Klavan is trivially correct to complain that multiversal realism should not pretend to be a scientific/empirical truth, on par with quantum physics or Big Bang cosmology. But he uses this strawman to ignore the possibility that a multiverse theory can be epistemologically superior to his preferred theory (involving a loving God who "invites" humankind to know "His glory"). Klavan simply shrinks from the challenge of comparing two philosophical theories: 1) that all universes are equally real, or 2) our universe was created and fine-tuned by a loving superhero of unknown origin, operating via unknowable mechanisms, and who reportedly has an obsessive interest in H. sapiens.

Here is the closest he can bring himself to a bake-off between those two theories:

They are competing theologies—one of them handed down to us through ancestral wisdom, the other dictated to us by scientistic pseudo-clerics and by the spirit of our fractious age. One way of adjudicating between theologies, though, is to ask whether they can inspire art that expresses the full range of man’s nature in a satisfying way. 

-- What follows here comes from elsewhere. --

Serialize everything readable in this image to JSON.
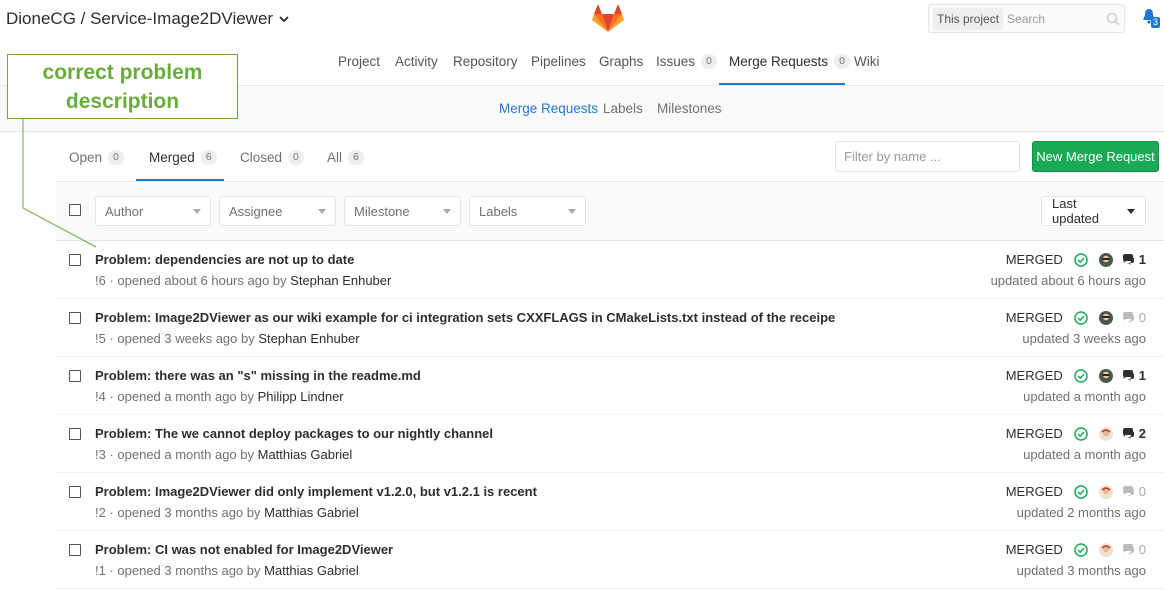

That's it. No discussion of parsimony. No discussion of the epistemological trade-offs in the two offerings. Just a fawning hand-wave toward "ancestral wisdom", coupled with a drive-by ad-hominem against "scientistic pseudo-clerics". And then a silly attempt to use artistic track records as a way to adjudicate the truth-value of competing theories.

The giveaway, of course, is that Klavan calls them "competing theologies" instead of "competing epistemologies". In doing so, he circularly smuggles into his argument his foregone conclusion: that any fundamental explanation of existence should be considered a "theology". With his unquestioned assumption that any theory of reality must posits gods (or their equivalents), it's easy to shill for your society's traditional sky-fathers.

The subtext here is amusing: Klavan recognizes that the crutch of "theology" is embarrassing for any modern philosophy, and his only defense of it is to allege that the other side is guilty of it too. Only a few centuries ago, theologians were proud of their vocation, and claimed to have multiple independent proofs of the existence of their god. (Aquinas had five!) Now, even theists accidentally use "theology" as a kind of intellectual slur. Game over.

Claremont is supposed to represent the pinnacle of current intellectual conservatism. Is this really the best they've got?